Function: idealdiv
Section: number_fields
C-Name: idealdiv0
Prototype: GGGD0,L,
Help: idealdiv(nf,x,y,{flag=0}): quotient x/y of two ideals x and y in HNF
 in the number field nf. If (optional) flag is nonzero, the quotient is
 supposed to be an integral ideal (slightly faster).
Description:
 (gen, gen, gen, ?0):gen        idealdiv($1, $2, $3)
 (gen, gen, gen, 1):gen         idealdivexact($1, $2, $3)
 (gen, gen, gen, #small):gen    $"invalid flag in idealdiv"
 (gen, gen, gen, small):gen     idealdiv0($1, $2, $3, $4)
Doc: quotient $x\cdot y^{-1}$ of the two ideals $x$ and $y$ in the number
 field $\var{nf}$. The result is given in HNF.

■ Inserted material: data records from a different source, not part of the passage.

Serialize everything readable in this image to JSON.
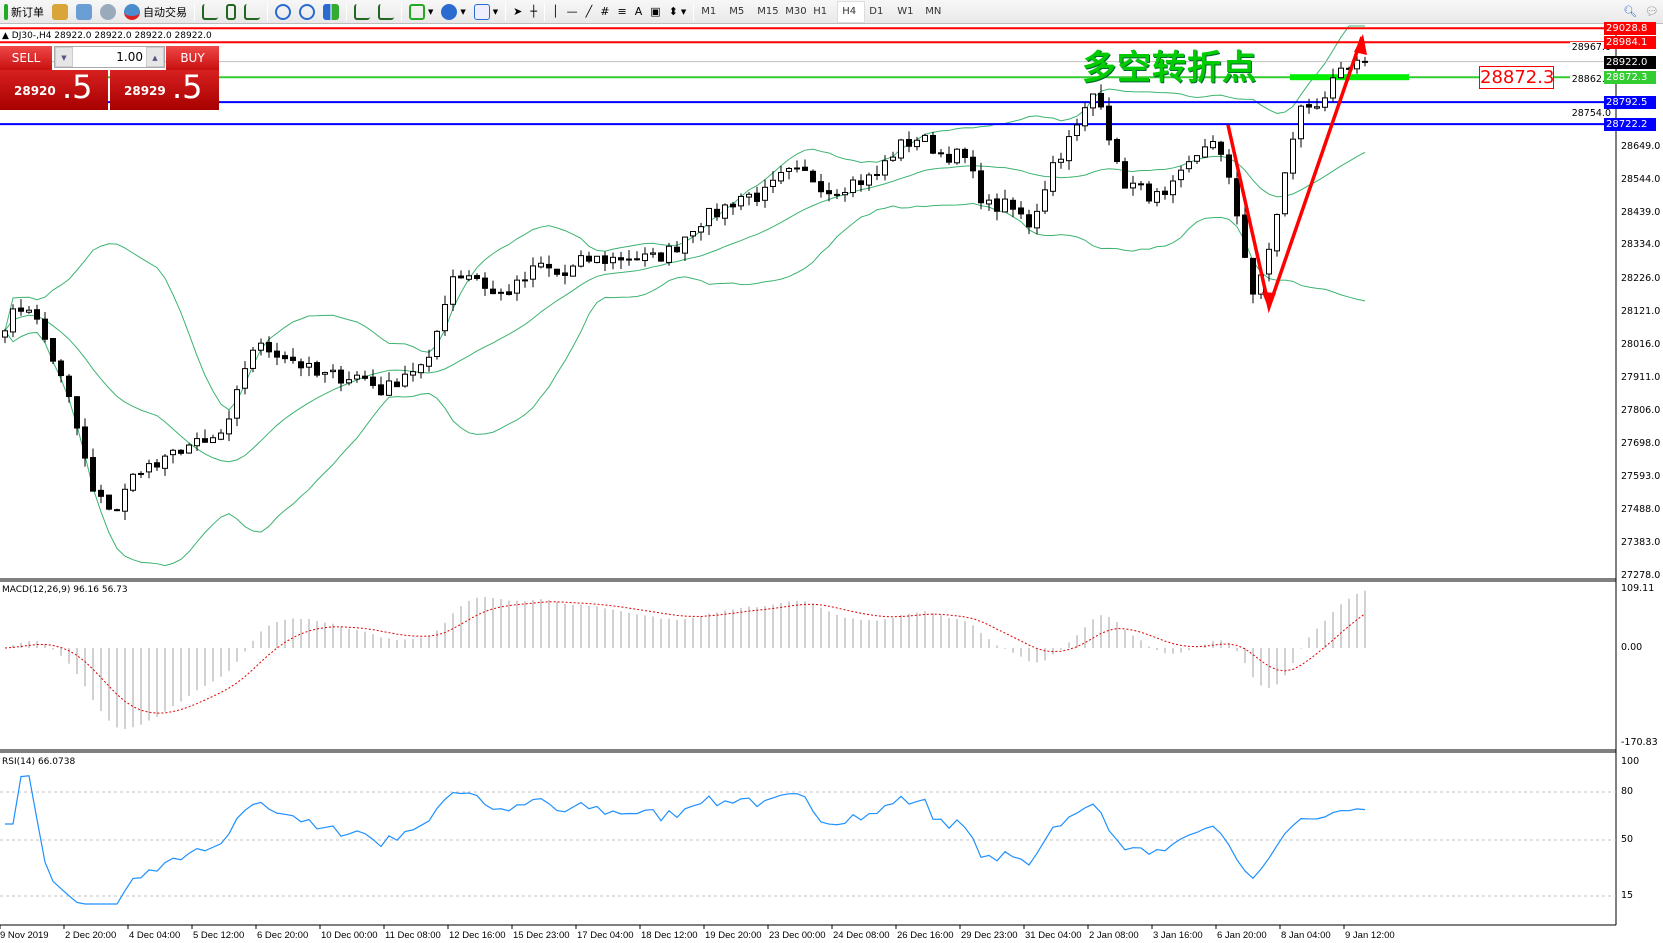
{
  "toolbar": {
    "new_order": "新订单",
    "auto_trade": "自动交易",
    "icons": [
      "new-order-icon",
      "history-icon",
      "market-watch-icon",
      "signals-icon",
      "auto-trade-icon",
      "bar-chart-icon",
      "candlestick-icon",
      "line-chart-icon",
      "zoom-in-icon",
      "zoom-out-icon",
      "tile-windows-icon",
      "auto-scroll-icon",
      "chart-shift-icon",
      "indicators-icon",
      "periods-icon",
      "templates-icon",
      "cursor-icon",
      "crosshair-icon",
      "vertical-line-icon",
      "horizontal-line-icon",
      "trendline-icon",
      "equidistant-channel-icon",
      "fibonacci-icon",
      "text-icon",
      "text-label-icon",
      "arrows-icon"
    ],
    "text_tool": "A",
    "timeframes": [
      "M1",
      "M5",
      "M15",
      "M30",
      "H1",
      "H4",
      "D1",
      "W1",
      "MN"
    ],
    "active_timeframe": "H4"
  },
  "chart": {
    "header": "DJ30-,H4  28922.0 28922.0 28922.0 28922.0",
    "annotation": "多空转折点",
    "annotation_color": "#00cc00",
    "price_box": "28872.3",
    "price_axis": [
      "28649.0",
      "28544.0",
      "28439.0",
      "28334.0",
      "28226.0",
      "28121.0",
      "28016.0",
      "27911.0",
      "27806.0",
      "27698.0",
      "27593.0",
      "27488.0",
      "27383.0",
      "27278.0",
      "28967.0",
      "28862.0",
      "28754.0"
    ],
    "levels": [
      {
        "price": "29028.8",
        "color": "#ff0000"
      },
      {
        "price": "28984.1",
        "color": "#ff0000"
      },
      {
        "price": "28922.0",
        "color": "#000000",
        "line": "#c0c0c0"
      },
      {
        "price": "28872.3",
        "color": "#33cc33"
      },
      {
        "price": "28792.5",
        "color": "#0000ff"
      },
      {
        "price": "28722.2",
        "color": "#0000ff"
      }
    ],
    "approx_closes": [
      28086,
      28153,
      28001,
      27814,
      27526,
      27492,
      27627,
      27627,
      27695,
      27695,
      27746,
      28008,
      28001,
      27967,
      27916,
      27916,
      27916,
      27865,
      27933,
      27950,
      28238,
      28245,
      28170,
      28204,
      28272,
      28231,
      28289,
      28289,
      28299,
      28289,
      28323,
      28408,
      28442,
      28493,
      28493,
      28561,
      28561,
      28510,
      28537,
      28551,
      28646,
      28680,
      28629,
      28618,
      28459,
      28459,
      28401,
      28595,
      28697,
      28849,
      28544,
      28510,
      28476,
      28578,
      28680,
      28544,
      28150,
      28408,
      28764,
      28798,
      28883,
      28922
    ]
  },
  "macd": {
    "header": "MACD(12,26,9) 96.16 56.73",
    "axis": [
      "109.11",
      "0.00",
      "-170.83"
    ]
  },
  "rsi": {
    "header": "RSI(14) 66.0738",
    "axis": [
      "100",
      "80",
      "50",
      "15"
    ]
  },
  "time_axis": [
    "9 Nov 2019",
    "2 Dec 20:00",
    "4 Dec 04:00",
    "5 Dec 12:00",
    "6 Dec 20:00",
    "10 Dec 00:00",
    "11 Dec 08:00",
    "12 Dec 16:00",
    "15 Dec 23:00",
    "17 Dec 04:00",
    "18 Dec 12:00",
    "19 Dec 20:00",
    "23 Dec 00:00",
    "24 Dec 08:00",
    "26 Dec 16:00",
    "29 Dec 23:00",
    "31 Dec 04:00",
    "2 Jan 08:00",
    "3 Jan 16:00",
    "6 Jan 20:00",
    "8 Jan 04:00",
    "9 Jan 12:00"
  ],
  "trade_panel": {
    "sell": "SELL",
    "buy": "BUY",
    "lots": "1.00",
    "bid_main": "28920",
    "bid_frac": ".5",
    "ask_main": "28929",
    "ask_frac": ".5",
    "color": "#d01818"
  }
}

 If $\fl$ is nonzero, the quotient $x \cdot y^{-1}$ is assumed to be an
 integral ideal. This can be much faster when the norm of the quotient is
 small even though the norms of $x$ and $y$ are large. More precisely,
 the algorithm cheaply removes all maximal ideals above rational
 primes such that $v_p(Nx) = v_p(Ny)$.
Variant: Also available are \fun{GEN}{idealdiv}{GEN nf, GEN x, GEN y}
 ($\fl=0$) and \fun{GEN}{idealdivexact}{GEN nf, GEN x, GEN y} ($\fl=1$).